Paper 2 introduces generalized additive models (GAMs) as a tool for analysing medical time series and waveforms. We demonstrate that GAMs can be used to calculate PPV in situations where the classical method fails, and that GAMs can decompose a central venous pressure waveform into physiologically meaningful components.
Paper 3 presents a clinical study of the effects of \(V_T\) and RR on PPV. The results indicate that using a GAM-derived PPV may help overcome some current limitations to the use of PPV, and that PPV’s predictive ability might be improved by adjusting PPV for \(V_T\).
Acknowledgments
First, thanks to my supervisor, Simon Tilma Vistisen. I have interrupted Simon’s work endlessly for close to four years, and he has kept his door open regardless. Many half-baked ideas, questions and frustrations have been resolved over a quick (rarely), unsolicited redecoration of Simon’s whiteboard. I suspect that few PhD students are lucky to have a supervisor who tolerates, and even engages in, biweekly musings on the wonders of mixed models.
Also, a big thanks to my co-supervisors, Thomas Scheeren, Stephen Edward Rees and Peter Juhl-Olsen. They helped design a clinical study, that was both safe, clinically relevant and practical to conduct, and were always available to answer questions.
Thanks to Thomas Scheeren for inviting me to Groningen—a stay that was canceled due to COVID19. And thanks to Stephen Rees and Dan Karbing for supervising my overly ambitious project on cardiovascular models at Aalborg University. Despite not even getting close to finishing the project, I have never learned so much in one month.

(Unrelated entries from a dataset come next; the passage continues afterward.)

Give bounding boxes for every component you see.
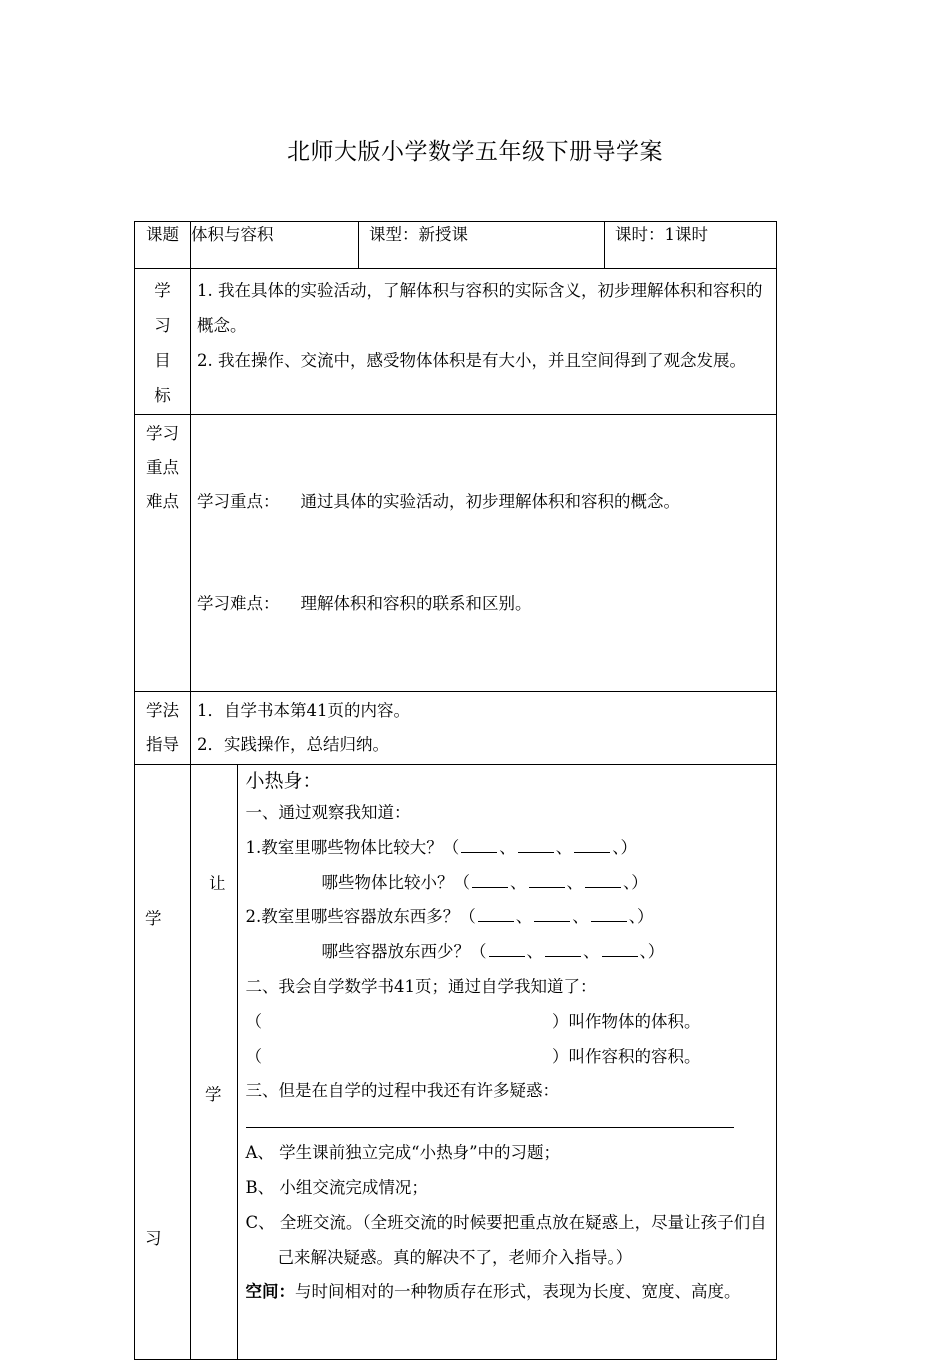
answer-blank[interactable] xyxy=(591,906,627,922)
goals-label-char: 学 xyxy=(154,281,171,300)
goals-label-char: 目 xyxy=(154,351,171,370)
open-paren: （ xyxy=(245,1011,262,1031)
separator: 、 xyxy=(555,837,573,857)
answer-blank[interactable] xyxy=(585,872,621,888)
section-doubts: 三、但是在自学的过程中我还有许多疑惑： xyxy=(245,1081,559,1101)
section-self-study: 二、我会自学数学书41页；通过自学我知道了： xyxy=(245,976,597,996)
definition-volume xyxy=(246,1005,701,1040)
close-paren: ） xyxy=(620,837,637,857)
answer-blank[interactable] xyxy=(518,837,554,853)
lesson-hours: 课时：1课时 xyxy=(605,222,777,269)
answer-blank[interactable] xyxy=(534,906,570,922)
keypoints-label-line: 重点 xyxy=(146,458,179,477)
separator: 、 xyxy=(510,872,527,892)
step-b: B、 小组交流完成情况； xyxy=(245,1177,428,1197)
separator: 、 xyxy=(639,942,648,962)
goals-content xyxy=(191,269,777,415)
topic-row xyxy=(135,222,777,269)
method-row xyxy=(135,692,777,765)
separator: 、 xyxy=(566,872,583,892)
definition-capacity xyxy=(246,1040,701,1075)
answer-blank[interactable] xyxy=(545,941,581,957)
keypoints-content xyxy=(191,415,777,692)
question-2b xyxy=(246,935,771,970)
separator: 、 xyxy=(515,907,533,927)
method-label-line: 学法 xyxy=(146,701,179,720)
warmup-title: 小热身： xyxy=(245,770,322,792)
study-outer-label xyxy=(135,765,191,1360)
difficult-point: 学习难点： 理解体积和容积的联系和区别。 xyxy=(197,594,532,613)
answer-blank[interactable] xyxy=(529,872,565,888)
question-1a xyxy=(246,831,771,866)
study-body xyxy=(191,765,777,1360)
separator: 、 xyxy=(583,942,600,962)
space-text: 与时间相对的一种物质存在形式，表现为长度、宽度、高度。 xyxy=(295,1282,741,1302)
close-paren: ） xyxy=(637,907,654,927)
question-text: 哪些物体比较小？（ xyxy=(321,872,470,892)
separator: 、 xyxy=(612,837,621,857)
open-paren: （ xyxy=(245,1046,262,1066)
method-content xyxy=(191,692,777,765)
separator: 、 xyxy=(572,907,589,927)
study-inner-label xyxy=(191,765,237,1359)
key-point: 学习重点： 通过具体的实验活动，初步理解体积和容积的概念。 xyxy=(197,492,680,511)
answer-blank[interactable] xyxy=(489,941,525,957)
study-row xyxy=(135,765,777,1360)
goal-item: 2. 我在操作、交流中，感受物体体积是有大小，并且空间得到了观念发展。 xyxy=(197,351,746,370)
keypoints-row xyxy=(135,415,777,692)
close-paren: ） xyxy=(647,942,665,962)
goals-label xyxy=(135,269,191,415)
study-label-char: 学 xyxy=(145,909,162,928)
page-title: 北师大版小学数学五年级下册导学案 xyxy=(287,139,663,165)
keypoints-label-line: 学习 xyxy=(146,424,179,443)
keypoints-label xyxy=(135,415,191,692)
study-inner-table xyxy=(191,765,776,1359)
question-text: 1.教室里哪些物体比较大？（ xyxy=(245,837,460,857)
keypoints-label-line: 难点 xyxy=(146,492,179,511)
space-label: 空间： xyxy=(245,1282,295,1302)
topic-value: 体积与容积 xyxy=(191,222,359,269)
close-paren: ） xyxy=(631,872,648,892)
study-label-char: 习 xyxy=(145,1229,162,1248)
goal-item: 1. 我在具体的实验活动，了解体积与容积的实际含义，初步理解体积和容积的概念。 xyxy=(197,281,763,335)
separator: 、 xyxy=(623,872,632,892)
separator: 、 xyxy=(499,837,516,857)
section-observe: 一、通过观察我知道： xyxy=(245,803,411,822)
answer-blank[interactable] xyxy=(478,906,514,922)
doubts-answer-line[interactable] xyxy=(246,1109,734,1128)
question-2a xyxy=(246,900,771,935)
space-definition xyxy=(246,1275,771,1310)
step-c: C、 全班交流。（全班交流的时候要把重点放在疑惑上，尽量让孩子们自己来解决疑惑。真的解决不了，老师介入指导。） xyxy=(245,1212,767,1267)
method-label xyxy=(135,692,191,765)
separator: 、 xyxy=(526,942,543,962)
definition-text: ）叫作物体的体积。 xyxy=(552,1011,701,1031)
method-item: 2．实践操作，总结归纳。 xyxy=(197,735,389,754)
goals-label-char: 习 xyxy=(154,316,171,335)
study-inner-char: 让 xyxy=(209,874,226,893)
method-label-line: 指导 xyxy=(146,735,179,754)
study-inner-char: 学 xyxy=(205,1085,222,1104)
method-item: 1．自学书本第41页的内容。 xyxy=(197,701,410,720)
step-a: A、 学生课前独立完成“小热身”中的习题； xyxy=(245,1143,561,1163)
question-text: 2.教室里哪些容器放东西多？（ xyxy=(245,907,476,927)
question-text: 哪些容器放东西少？（ xyxy=(321,942,487,962)
answer-blank[interactable] xyxy=(602,941,638,957)
lesson-type: 课型：新授课 xyxy=(359,222,605,269)
answer-blank[interactable] xyxy=(574,837,610,853)
lesson-plan-table xyxy=(134,221,777,1360)
answer-blank[interactable] xyxy=(461,837,497,853)
separator: 、 xyxy=(628,907,637,927)
goals-label-char: 标 xyxy=(154,386,171,405)
study-content xyxy=(237,765,776,1359)
answer-blank[interactable] xyxy=(472,872,508,888)
topic-label: 课题 xyxy=(135,222,191,269)
definition-text: ）叫作容积的容积。 xyxy=(552,1046,701,1066)
goals-row xyxy=(135,269,777,415)
question-1b xyxy=(246,866,771,901)
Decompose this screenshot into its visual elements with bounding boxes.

Thanks to the members of the assessment committee, Professor Hanne Berg Ravn and Professor Anders Åneman, for agreeing to assess this dissertation and the public defence, and to Professor Ebbe Bødtkjer, chairman at the public defence.

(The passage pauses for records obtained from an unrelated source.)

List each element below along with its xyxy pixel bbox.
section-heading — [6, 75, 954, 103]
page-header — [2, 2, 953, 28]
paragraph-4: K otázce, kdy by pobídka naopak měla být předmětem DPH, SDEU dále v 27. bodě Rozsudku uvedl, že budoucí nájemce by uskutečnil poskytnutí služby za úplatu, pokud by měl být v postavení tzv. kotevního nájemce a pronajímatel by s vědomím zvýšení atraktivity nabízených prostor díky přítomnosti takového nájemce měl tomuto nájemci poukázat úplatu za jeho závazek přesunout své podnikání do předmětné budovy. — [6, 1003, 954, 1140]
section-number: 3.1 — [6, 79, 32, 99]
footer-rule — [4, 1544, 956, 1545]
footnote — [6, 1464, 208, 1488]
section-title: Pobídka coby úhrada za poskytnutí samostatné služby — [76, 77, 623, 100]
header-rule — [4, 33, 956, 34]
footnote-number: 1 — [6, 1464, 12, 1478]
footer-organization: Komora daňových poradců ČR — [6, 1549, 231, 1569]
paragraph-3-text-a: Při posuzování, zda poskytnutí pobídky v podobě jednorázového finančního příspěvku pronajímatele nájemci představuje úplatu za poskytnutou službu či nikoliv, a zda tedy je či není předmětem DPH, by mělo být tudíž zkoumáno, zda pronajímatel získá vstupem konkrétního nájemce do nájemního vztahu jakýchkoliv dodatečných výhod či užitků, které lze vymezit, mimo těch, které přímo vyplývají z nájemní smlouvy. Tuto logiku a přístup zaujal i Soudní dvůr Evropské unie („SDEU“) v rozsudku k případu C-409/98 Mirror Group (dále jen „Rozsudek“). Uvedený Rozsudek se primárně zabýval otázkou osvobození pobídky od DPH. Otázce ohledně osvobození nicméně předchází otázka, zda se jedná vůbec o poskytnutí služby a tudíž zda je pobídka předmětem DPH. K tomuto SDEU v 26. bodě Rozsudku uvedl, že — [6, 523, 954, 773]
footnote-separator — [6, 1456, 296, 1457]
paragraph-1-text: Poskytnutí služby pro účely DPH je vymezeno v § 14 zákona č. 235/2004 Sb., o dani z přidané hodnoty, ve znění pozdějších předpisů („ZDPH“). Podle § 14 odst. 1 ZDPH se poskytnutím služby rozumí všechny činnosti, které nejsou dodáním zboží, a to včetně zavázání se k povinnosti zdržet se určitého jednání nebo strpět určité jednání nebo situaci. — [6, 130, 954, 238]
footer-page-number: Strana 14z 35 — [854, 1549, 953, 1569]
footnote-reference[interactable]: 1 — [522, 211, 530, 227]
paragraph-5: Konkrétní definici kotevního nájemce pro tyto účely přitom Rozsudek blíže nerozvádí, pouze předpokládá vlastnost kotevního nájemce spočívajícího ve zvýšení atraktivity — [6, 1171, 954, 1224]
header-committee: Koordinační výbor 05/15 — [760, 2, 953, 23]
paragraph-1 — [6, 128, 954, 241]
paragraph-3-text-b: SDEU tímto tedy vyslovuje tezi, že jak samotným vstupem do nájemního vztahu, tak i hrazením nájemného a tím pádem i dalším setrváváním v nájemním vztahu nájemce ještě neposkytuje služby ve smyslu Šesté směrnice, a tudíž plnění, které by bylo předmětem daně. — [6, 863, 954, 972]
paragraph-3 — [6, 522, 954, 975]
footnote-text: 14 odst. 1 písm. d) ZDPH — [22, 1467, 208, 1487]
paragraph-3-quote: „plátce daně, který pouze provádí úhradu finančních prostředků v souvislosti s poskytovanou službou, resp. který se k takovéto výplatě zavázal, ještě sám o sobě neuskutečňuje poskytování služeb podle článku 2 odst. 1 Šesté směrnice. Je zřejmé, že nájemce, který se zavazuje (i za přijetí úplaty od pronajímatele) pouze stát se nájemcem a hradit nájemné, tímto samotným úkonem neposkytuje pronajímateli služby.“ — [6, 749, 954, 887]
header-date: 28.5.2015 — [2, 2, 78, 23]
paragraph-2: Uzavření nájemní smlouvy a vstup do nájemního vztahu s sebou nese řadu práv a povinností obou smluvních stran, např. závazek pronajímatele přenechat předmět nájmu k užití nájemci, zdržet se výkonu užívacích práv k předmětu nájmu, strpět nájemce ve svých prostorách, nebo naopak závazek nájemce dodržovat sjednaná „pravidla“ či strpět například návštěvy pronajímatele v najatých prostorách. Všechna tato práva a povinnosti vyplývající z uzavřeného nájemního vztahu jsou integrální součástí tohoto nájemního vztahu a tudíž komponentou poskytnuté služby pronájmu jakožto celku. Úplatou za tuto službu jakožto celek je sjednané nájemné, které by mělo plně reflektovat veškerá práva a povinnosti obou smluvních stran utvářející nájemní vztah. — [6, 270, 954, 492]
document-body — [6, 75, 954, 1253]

I am grateful to the patients who agreed to participate in the clinical study comprising a large part of this PhD.
Thanks to Aarhus University and Holger & Ruth Hesse’s mindefond for supporting this work.
I wish to thank all my colleagues and collaborators. Thank you for interesting scientific discussions and entertaining lunch conversation. Thanks to the clinical staff who welcomed me and my data cables in the operating room, and helped me conduct the clinical study.

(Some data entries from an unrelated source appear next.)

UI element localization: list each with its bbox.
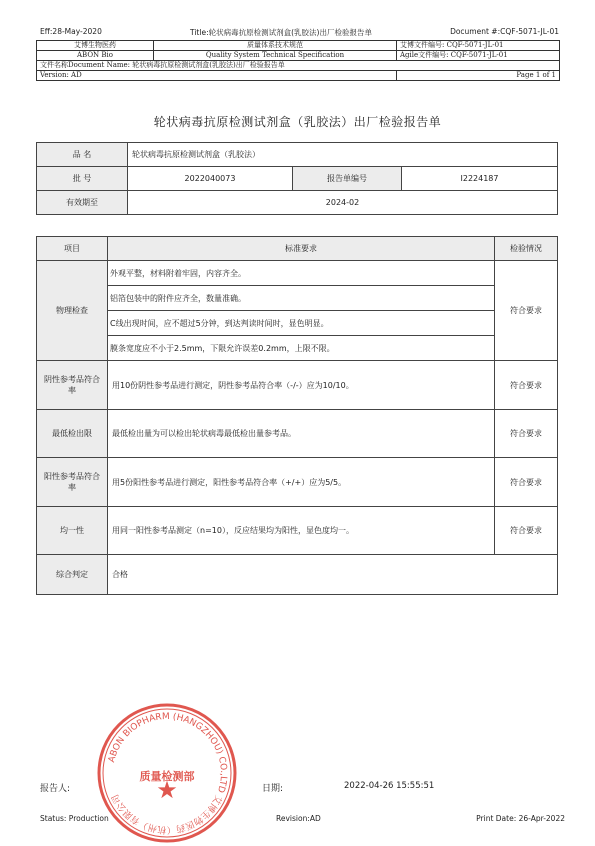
expiry-value: 2024-02 xyxy=(128,191,558,215)
spec-name-en: Quality System Technical Specification xyxy=(154,51,397,61)
company-name-en: ABON Bio xyxy=(37,51,154,61)
document-number: Document #:CQF-5071-JL-01 xyxy=(450,27,559,36)
footer-status: Status: Production xyxy=(40,814,109,823)
expiry-label: 有效期至 xyxy=(37,191,128,215)
product-value: 轮状病毒抗原检测试剂盒（乳胶法） xyxy=(128,143,558,167)
row-result: 符合要求 xyxy=(495,507,558,555)
row-item: 阳性参考品符合率 xyxy=(37,458,108,507)
col-header-item: 项目 xyxy=(37,237,108,261)
table-row xyxy=(37,410,558,458)
row-standard: 用同一阳性参考品测定（n=10），反应结果均为阳性，显色度均一。 xyxy=(108,507,495,555)
lot-value: 2022040073 xyxy=(128,167,293,191)
standard-line: 铝箔包装中的附件应齐全，数量准确。 xyxy=(108,286,494,311)
date-label: 日期: xyxy=(262,784,284,794)
page-number: Page 1 of 1 xyxy=(397,71,560,81)
lot-label: 批 号 xyxy=(37,167,128,191)
table-row xyxy=(37,507,558,555)
table-row xyxy=(37,361,558,410)
row-result: 符合要求 xyxy=(495,361,558,410)
product-info-table xyxy=(36,142,558,215)
report-title: 轮状病毒抗原检测试剂盒（乳胶法）出厂检验报告单 xyxy=(153,115,442,129)
conclusion-value: 合格 xyxy=(108,555,558,595)
quality-stamp xyxy=(94,700,240,846)
document-title: Title:轮状病毒抗原检测试剂盒(乳胶法)出厂检验报告单 xyxy=(190,28,372,37)
report-number-label: 报告单编号 xyxy=(293,167,402,191)
row-result: 符合要求 xyxy=(495,458,558,507)
row-standard: 用10份阴性参考品进行测定，阴性参考品符合率（-/-）应为10/10。 xyxy=(108,361,495,410)
conclusion-label: 综合判定 xyxy=(37,555,108,595)
row-result: 符合要求 xyxy=(495,410,558,458)
standard-line: 膜条宽度应不小于2.5mm，下限允许误差0.2mm，上限不限。 xyxy=(110,343,335,353)
spec-name-cn: 质量体系技术规范 xyxy=(154,41,397,51)
report-number-value: I2224187 xyxy=(402,167,558,191)
row-result: 符合要求 xyxy=(495,261,558,361)
stamp-star: ★ xyxy=(156,776,178,804)
document-header-table xyxy=(36,40,560,81)
row-item: 阴性参考品符合率 xyxy=(37,361,108,410)
row-item: 物理检查 xyxy=(37,261,108,361)
reporter-label: 报告人: xyxy=(40,784,71,794)
col-header-standard: 标准要求 xyxy=(108,237,495,261)
row-item: 最低检出限 xyxy=(37,410,108,458)
footer-print-date: Print Date: 26-Apr-2022 xyxy=(476,814,565,823)
inspection-table xyxy=(36,236,558,595)
date-value: 2022-04-26 15:55:51 xyxy=(344,781,435,791)
col-header-result: 检验情况 xyxy=(495,237,558,261)
document-name: 文件名称Document Name: 轮状病毒抗原检测试剂盒(乳胶法)出厂检验报告单 xyxy=(37,61,560,71)
standard-line: C线出现时间，应不超过5分钟，到达判读时间时，显色明显。 xyxy=(108,311,494,336)
row-standard: 用5份阳性参考品进行测定，阳性参考品符合率（+/+）应为5/5。 xyxy=(108,458,495,507)
row-item: 均一性 xyxy=(37,507,108,555)
agile-doc-number: Agile文件编号: CQF-5071-JL-01 xyxy=(397,51,560,61)
abon-doc-number: 艾博文件编号: CQF-5071-JL-01 xyxy=(397,41,560,51)
conclusion-row xyxy=(37,555,558,595)
top-info-line xyxy=(40,27,559,39)
table-row xyxy=(37,458,558,507)
version: Version: AD xyxy=(37,71,397,81)
footer-revision: Revision:AD xyxy=(276,814,321,823)
stamp-ring-text: ABON BIOPHARM (HANGZHOU) CO.,LTD 艾博生物医药（杭州）有限公司 xyxy=(107,711,229,835)
stamp-center-text: 质量检测部 xyxy=(139,770,195,783)
row-standard: 最低检出量为可以检出轮状病毒最低检出量参考品。 xyxy=(108,410,495,458)
product-label: 品 名 xyxy=(37,143,128,167)
standard-line: 外观平整，材料附着牢固，内容齐全。 xyxy=(108,261,494,286)
effective-date: Eff:28-May-2020 xyxy=(40,27,102,36)
company-name-cn: 艾博生物医药 xyxy=(37,41,154,51)
table-row xyxy=(37,261,558,361)
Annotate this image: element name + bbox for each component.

Also, thanks to all the kind strangers on the internet who selflessly helped me with various statistical and technical questions issues. Special thanks to John George Karippacheril, developer of VSCapture, who helped me customize his software to work with department ventilators; essential for acquiring the data used in Papers 2 and 3. Also, special thanks to Gavin L. Simpson, who after helping out with several of the questions I posted on Stackoverflow.com and Twitter, agreed to co-write Paper 2. The template used for this dissertation is oxforddown by Ulrik Lyngs, John McManigle, Sam Evans and Keith Gillow. Thank you for sharing.
Thanks to friends and family for laying ear to both frustrations and excitement over nerdy details, and for your support in general.
Anna-Elisabeth, thank you for being a loving wife and mother, and for your admirable patience during periods with frequent absent-minded gazes from your husband. And thanks Senja and Gry for making every day meaningful, interesting and joyful.